Покрываясь южным загаром, портило свою, некогда румяную, кожу. И, как только улеглось на землю, ощутило её. Сердцем. Яблоко удивилось, насколько по-иному всё слышится с высоты. И совсем неважно – возраст это или рост.
Вне прикосновений и общих забот, земля была не такой близкой, какой оказалась. Сердце яблока забилось скорее обыкновенного. А после – кольнуло несколько раз и затихло. То острые носы семян, множа прорехи колыбели, просились на волю. Не думая о том, что станет с яблоком, с домом, с Родиной, что питала их нектаром, баюкала в поднебесье, отгоняла неотвязных мух и приглашала добрых гостей – шмелей и пчёл.
Пока яблоко ещё было в состоянии видеть, оно заметило синицу и поползня, что суетились подле.
– Синица? Нехорошо, – подумало яблоко.– Унесёт в лес. Одичают детки, забудут о маме. А поползень – то славно. Он живёт недалеко. Будут навещать.
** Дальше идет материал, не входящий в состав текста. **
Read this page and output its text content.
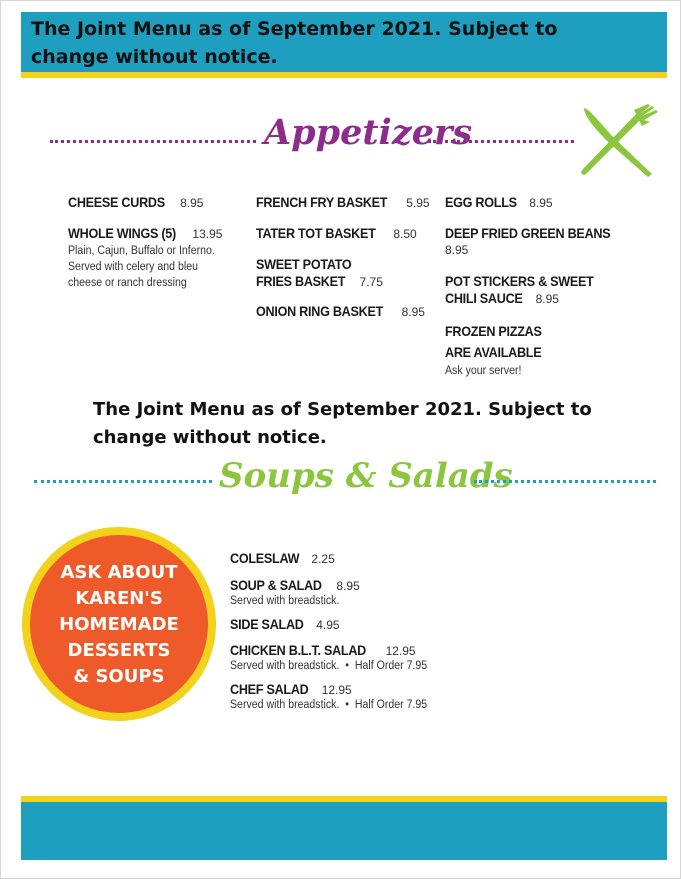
The Joint Menu as of September 2021. Subject to change without notice.
Appetizers
CHEESE CURDS 8.95
WHOLE WINGS (5) 13.95
Plain, Cajun, Buffalo or Inferno.
Served with celery and bleu
cheese or ranch dressing
FRENCH FRY BASKET 5.95
TATER TOT BASKET 8.50
SWEET POTATO
FRIES BASKET 7.75
ONION RING BASKET 8.95
EGG ROLLS 8.95
DEEP FRIED GREEN BEANS
8.95
POT STICKERS & SWEET
CHILI SAUCE 8.95
FROZEN PIZZAS
ARE AVAILABLE
Ask your server!
The Joint Menu as of September 2021. Subject to change without notice.
Soups & Salads
ASK ABOUT
KAREN'S
HOMEMADE
DESSERTS
& SOUPS
COLESLAW 2.25
SOUP & SALAD 8.95
Served with breadstick.
SIDE SALAD 4.95
CHICKEN B.L.T. SALAD 12.95
Served with breadstick.  •  Half Order 7.95
CHEF SALAD 12.95
Served with breadstick.  •  Half Order 7.95
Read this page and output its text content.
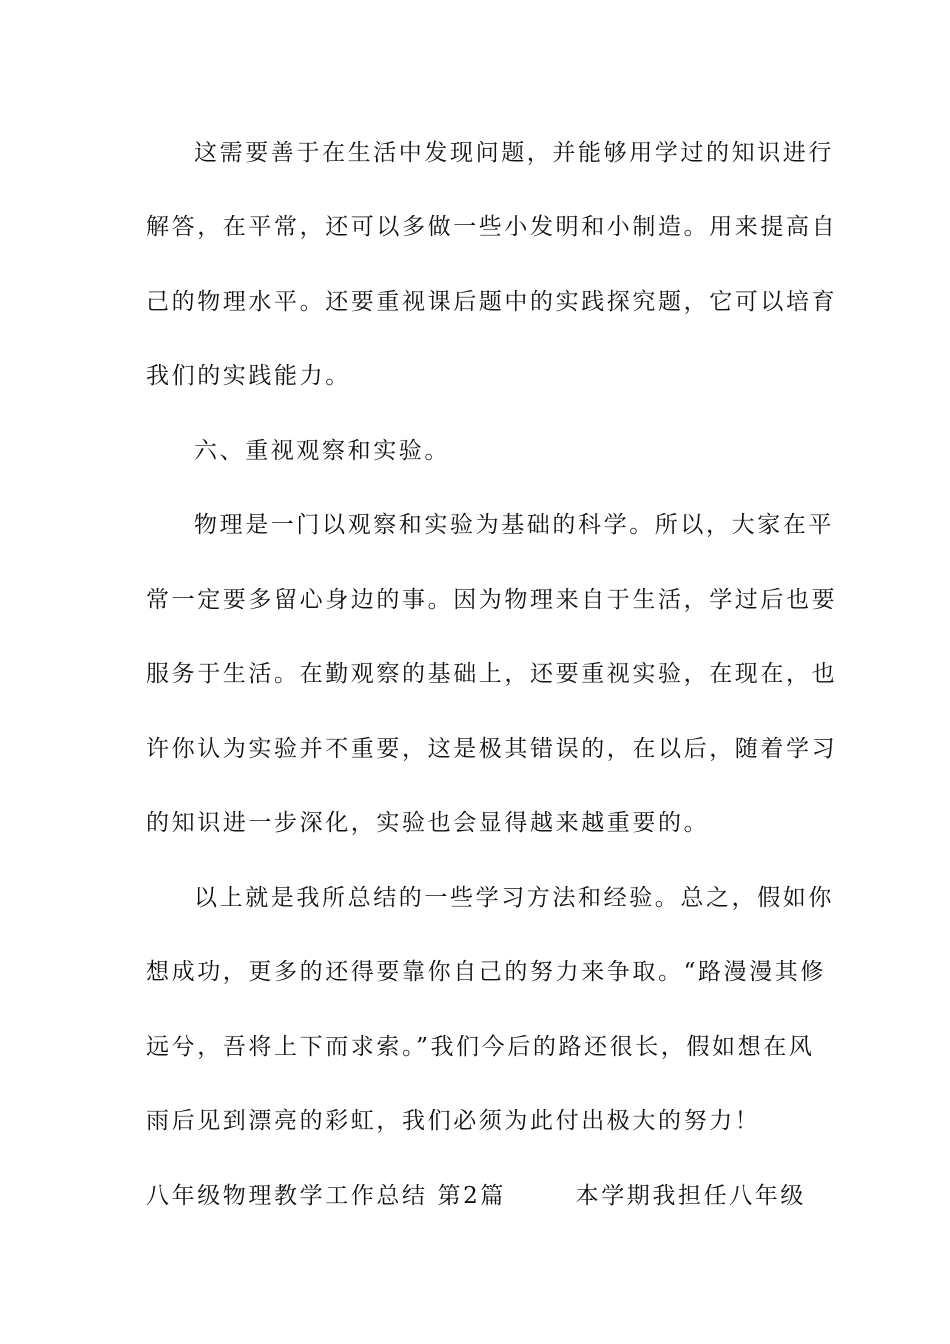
这需要善于在生活中发现问题，并能够用学过的知识进行
解答，在平常，还可以多做一些小发明和小制造。用来提高自
己的物理水平。还要重视课后题中的实践探究题，它可以培育
我们的实践能力。
六、重视观察和实验。
物理是一门以观察和实验为基础的科学。所以，大家在平
常一定要多留心身边的事。因为物理来自于生活，学过后也要
服务于生活。在勤观察的基础上，还要重视实验，在现在，也
许你认为实验并不重要，这是极其错误的，在以后，随着学习
的知识进一步深化，实验也会显得越来越重要的。
以上就是我所总结的一些学习方法和经验。总之，假如你
想成功，更多的还得要靠你自己的努力来争取。“路漫漫其修
远兮，吾将上下而求索。”我们今后的路还很长，假如想在风
雨后见到漂亮的彩虹，我们必须为此付出极大的努力！
八年级物理教学工作总结 第2篇	本学期我担任八年级
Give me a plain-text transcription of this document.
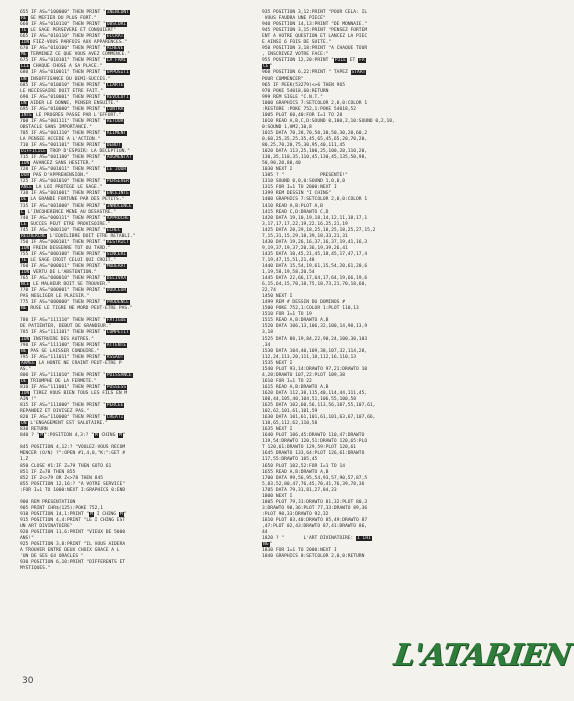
655 IF AS="100000" THEN PRINT "INENCONT
RE SE MEFIER DU PLUS FORT."
660 IF AS="010110" THEN PRINT "OBSCURI
TE LE SAGE PERSEVERE ET CONQUIERT"
665 IF AS="010110" THEN PRINT "ECCRAT
ION FIEZ-VOUS PARFOIS AUX APPARENCES."
670 IF AS="010100" THEN PRINT "ACHEVE
ME TERMINEZ CE QUE VOUS AVEZ COMMENCE."
675 IF AS="010101" THEN PRINT "LA FAMI
LLE CHAQUE CHOSE A SA PLACE."
680 IF AS="010011" THEN PRINT "OPPOSITI
ON INSUFFISANCE DU DEMI-SUCCES."
685 IF AS="010010" THEN PRINT "CLARTE
LE NECESSAIRE DOIT ETRE FAIT."
690 IF AS="010001" THEN PRINT "REVOLUTI
ON AIDER LE DONNE, PENSER ENSUITE."
695 IF AS="010000" THEN PRINT "CONTRA
INTE LE PROGRES PASSE PAR L'EFFORT."
700 IF AS="001111" THEN PRINT "RETOUR
OBSTACLE SANS IMPORTANCE."
705 IF AS="001110" THEN PRINT "ALIMENT
LA PENSEE ACCEDE A L'ACTION."
710 IF AS="001101" THEN PRINT "DEBUT
DIFFICILE TROP D'ESPOIR: LA DECEPTION."
715 IF AS="001100" THEN PRINT "AUGMENTAT
ION AVANCEZ SANS HESITER."
720 IF AS="001011" THEN PRINT "LE JOUR
DUR PAS D'APPREHENSION."
725 IF AS="001010" THEN PRINT "PERSEVER
ANCE LA LOI PROTEGE LE SAGE."
730 IF AS="001001" THEN PRINT "ENCEINTE
DE LA GRANDE FORTUNE PAR DES PETITS."
735 IF AS="001000" THEN PRINT "INNOCENCE
L L'INCOHERENCE MENE AU DESASTRE."
740 IF AS="000111" THEN PRINT "APPROCHE
LE SUCCES PEUT ETRE PROVISOIRE."
745 IF AS="000110" THEN PRINT "ECHEC
RECHERCHE L'EQUILIBRE DOIT ETRE RETABLI."
750 IF AS="000101" THEN PRINT "RESTRICT
ION FREIN DESSERRE TOT OU TARD."
755 IF AS="000100" THEN PRINT "SINCERI
TE LE SAGE CROIT CELUI QUI CROIT."
760 IF AS="000011" THEN PRINT "MODERAT
ION VERTU DE L'ABSTENTION."
765 IF AS="000010" THEN PRINT "DELIVRA
NCE LE MALHEUR DOIT SE TROUVER."
770 IF AS="000001" THEN PRINT "DOUCEUR
PAS NEGLIGER LE PLAISIR."
775 IF AS="000000" THEN PRINT "PRUDENCE
NE RUSE LE TIGRE NE MORD PEUT-ETRE PAS."

780 IF AS="111110" THEN PRINT "FATIGUE
DE PATIENTER, DEBUT DE GRANDEUR."
785 IF AS="111101" THEN PRINT "COMPETIT
ION INSTRUIRE DES AUTRES."
790 IF AS="111100" THEN PRINT "ATTENTE
NE PAS SE LAISSER CONDUIRE."
795 IF AS="111011" THEN PRINT "ASSAUT
ARMEE LA HONTE NE CRAINT PEUT-ETRE P
AS."
800 IF AS="111010" THEN PRINT "PUISSANCE
DE TRIOMPHE DE LA FERMETE."
810 IF AS="111001" THEN PRINT "POSSESS
ION TIREZ VOUS BIEN TOUS LES FILS EN M
AIN !"
815 IF AS="111000" THEN PRINT "PERCEE
REPANDEZ ET DIVISEZ PAS."
820 IF AS="110000" THEN PRINT "CREATI
ON L'ENGAGEMENT EST SALUTAIRE."
830 RETURN
840 ? "M":POSITION 4,3:? "M CHING M"

845 POSITION 4,12:? "VOULEZ-VOUS RECOM
MENCER (O/N) ?":OPEN #1,4,0,"K:":GET #
1,Z
850 CLOSE #1:IF Z=79 THEN GOTO 61
851 IF Z=78 THEN 855
852 IF Z<>79 OR Z<>78 THEN 845
855 POSITION 12,16:? "A VOTRE SERVICE"
:FOR I=1 TO 1000:NEXT I:GRAPHICS 0:END

900 REM PRESENTATION
905 PRINT CHR$(125):POKE 752,1
910 POSITION 14,1:PRINT "M I CHING M"
915 POSITION 4,4:PRINT "LE I CHING EST
UN ART DIVINATOIRE"
920 POSITION 11,6:PRINT "VIEUX DE 5000
ANS!"
925 POSITION 3,8:PRINT "IL VOUS AIDERA
A TROUVER ENTRE DEUX CHOIX GRACE A L
'UN DE SES 64 ORACLES "
930 POSITION 6,10:PRINT "DIFFERENTS ET
MYSTIQUES."
935 POSITION 3,12:PRINT "POUR CELA: IL
VOUS FAUDRA UNE PIECE"
940 POSITION 14,13:PRINT "DE MONNAIE."
945 POSITION 3,15:PRINT "PENSEZ FORTEM
ENT A VOTRE QUESTION ET LANCEZ LA PIEC
E AINSI 6 FOIS DE SUITE."
950 POSITION 3,18:PRINT "A CHAQUE TOUR
, INSCRIVEZ VOTRE FACE:"
955 POSITION 12,20:PRINT "PILE ET FA
CE"
960 POSITION 6,22:PRINT " TAPEZ START
POUR COMMENCER"
965 IF PEEK(53279)<>6 THEN 965
970 POKE 54018,60:RETURN
999 REM SIGLE "C.N.T."
1000 GRAPHICS 7:SETCOLOR 2,0,0:COLOR 1
:RESTORE :POKE 752,1:POKE 54018,52
1005 PLOT 60,40:FOR I=1 TO 28
1010 READ A,B,C,D:SOUND 0,100,2,10:SOUND 0,2,10,
0:SOUND 1,HM2,10,8
1015 DATA 70,28,70,50,30,50,30,20,60,2
0,60,25,35,25,35,45,65,45,65,20,70,20,
80,25,70,20,75,30,95,40,111,45
1020 DATA 113,25,100,25,100,20,110,20,
130,35,110,35,110,45,130,45,135,50,90,
50,90,20,80,40
1030 NEXT I
1305 ? "             PRESENTE!"
1310 SOUND 0,0,0:SOUND 1,0,0,0
1315 FOR I=1 TO 2000:NEXT I
1399 REM DESSIN "I CHING"
1400 GRAPHICS 7:SETCOLOR 2,0,0:COLOR 1
1410 READ A,B:PLOT A,B
1415 READ C,D:DRAWTO C,D
1420 DATA 19,10,19,18,14,12,11,18,17,1
3,17,17,17,22,19,22,16,25,21,19
1425 DATA 20,29,18,25,18,25,18,25,27,15,2
7,15,31,15,29,18,39,18,33,21,31
1430 DATA 19,26,16,37,16,37,19,41,16,3
9,19,37,19,37,20,36,19,39,26,41
1435 DATA 10,45,21,45,18,45,17,47,17,4
7,19,47,15,51,21,48
1440 DATA 15,54,19,61,15,54,20,61,20,6
1,19,58,19,58,20,54
1445 DATA 22,66,17,64,17,64,19,66,19,6
6,15,64,15,70,18,75,18,73,21,70,18,60,
22,74
1450 NEXT I
1499 REM # DESSIN DU DOMINOS #
1500 POKE 752,1:COLOR 1:PLOT 110,13
1510 FOR I=1 TO 19
1515 READ A,B:DRAWTO A,B
1520 DATA 106,13,106,32,100,14,90,13,9
3,18
1525 DATA 80,19,84,22,90,24,100,30,103
,34
1530 DATA 104,40,109,38,107,32,114,28,
112,24,113,20,111,18,112,16,110,13
1535 NEXT I
1540 PLOT 93,14:DRAWTO 97,21:DRAWTO 10
4,28:DRAWTO 107,22:PLOT 109,38
1610 FOR I=1 TO 22
1615 READ A,B:DRAWTO A,B
1620 DATA 112,38,115,40,114,44,111,45,
108,44,105,40,104,51,106,55,100,58
1625 DATA 102,60,56,113,56,107,55,107,61,
102,62,101,61,101,59
1630 DATA 101,61,101,61,101,63,67,107,66,
110,65,112,62,110,58
1635 NEXT I
1640 PLOT 106,45:DRAWTO 110,47:DRAWTO
119,54:DRAWTO 120,51:DRAWTO 120,65:PLO
T 120,61:DRAWTO 129,59:PLOT 120,61
1645 DRAWTO 133,64:PLOT 126,61:DRAWTO
117,55:DRAWTO 105,45
1650 PLOT 102,52:FOR I=1 TO 14
1655 READ A,B:DRAWTO A,B
1700 DATA 99,56,95,54,93,57,90,57,87,5
5,83,52,80,47,76,45,70,41,76,39,78,36
1705 DATA 79,31,81,27,84,23
1800 NEXT I
1805 PLOT 79,31:DRAWTO 81,32:PLOT 80,3
3:DRAWTO 90,36:PLOT 77,33:DRAWTO 89,36
:PLOT 90,33:DRAWTO 92,32
1810 PLOT 83,40:DRAWTO 85,49:DRAWTO 87
,47:PLOT 82,43:DRAWTO 87,41:DRAWTO 86,
44
1820 ? "       L'ART DIVINATOIRE: I CHI
NG"
1830 FOR I=1 TO 2000:NEXT I
1840 GRAPHICS 0:SETCOLOR 2,0,0:RETURN
30
L'ATARIEN
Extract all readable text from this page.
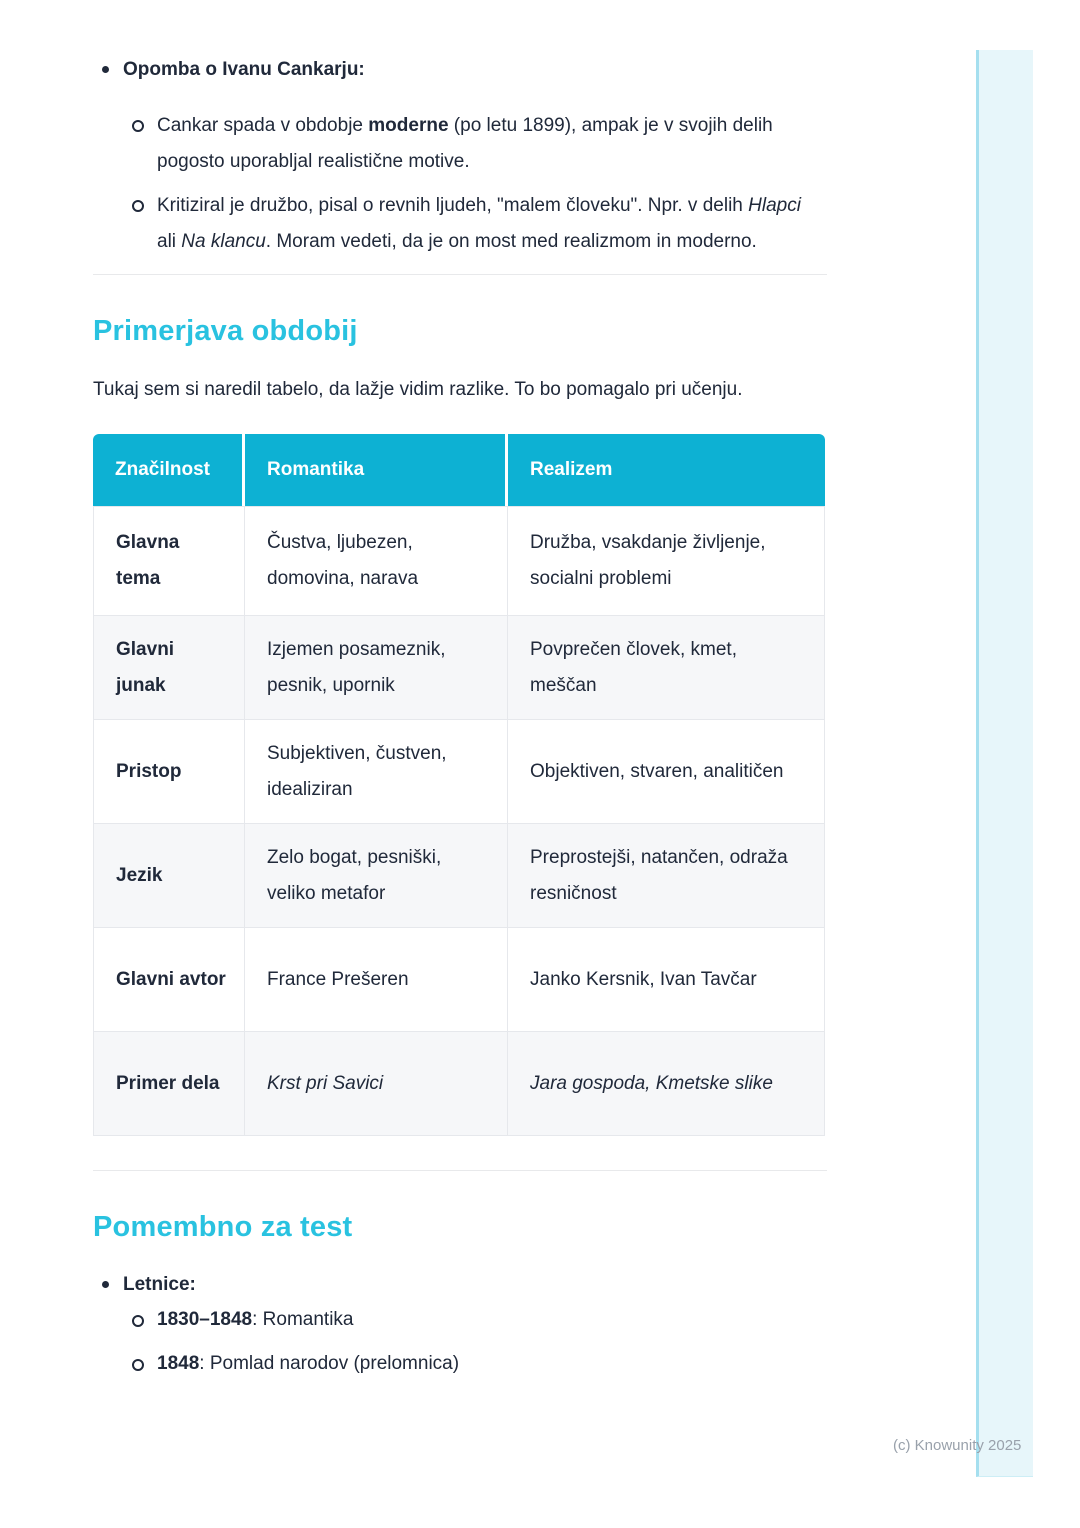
Opomba o Ivanu Cankarju:
Cankar spada v obdobje moderne (po letu 1899), ampak je v svojih delih pogosto uporabljal realistične motive.
Kritiziral je družbo, pisal o revnih ljudeh, "malem človeku". Npr. v delih Hlapci ali Na klancu. Moram vedeti, da je on most med realizmom in moderno.
Primerjava obdobij

Tukaj sem si naredil tabelo, da lažje vidim razlike. To bo pomagalo pri učenju.

Značilnost	Romantika	Realizem
Glavna tema	Čustva, ljubezen, domovina, narava	Družba, vsakdanje življenje, socialni problemi
Glavni junak	Izjemen posameznik, pesnik, upornik	Povprečen človek, kmet, meščan
Pristop	Subjektiven, čustven, idealiziran	Objektiven, stvaren, analitičen
Jezik	Zelo bogat, pesniški, veliko metafor	Preprostejši, natančen, odraža resničnost
Glavni avtor	France Prešeren	Janko Kersnik, Ivan Tavčar
Primer dela	Krst pri Savici	Jara gospoda, Kmetske slike
Pomembno za test
Letnice:
1830–1848: Romantika
1848: Pomlad narodov (prelomnica)
(c) Knowunity 2025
…Яблоко было собой, в полную меру. Однажды ощутив свою зрелость, оно разжало руку, которой держалось за ветку и полетело. А яблоня… Что она могла поделать? Ни остановить, не удержать…
Детское детство
В детском детстве мы ловили кузнечиков. Они упирались в пыльную ладошку лопатками и страдали, стрекоча. Пытались освободиться. Жалея их, мы ослабляли объятие кулака, давая подышать и передохнуть. Скоро привыкая к тёплому уюту руки, кузнечики переставали вырываться. Прислушиваясь к ласковым словам в свой адрес, лукаво щурили три своих дальнозорких глаза, двумя близорукими посматривали на нас пристально и хитрО. А после – ей-ей, – хохоча, принимались дразнить удилищами усов. Так старики, собрав пальцы в «козу», развлекают младенцев.
Пленяли мы и жоржиков. Бесстрашные лизуны в жёлтых застиранных тельняшках, обносках ос, подражая пчёлам, страстно целовали и цветы, и сладкие щёки ребятни. Жоржики чуть ли не сами забирались в тень зажмуренной ладони, щекотали её мелкими проворными пальчиками и весело напевали оттуда.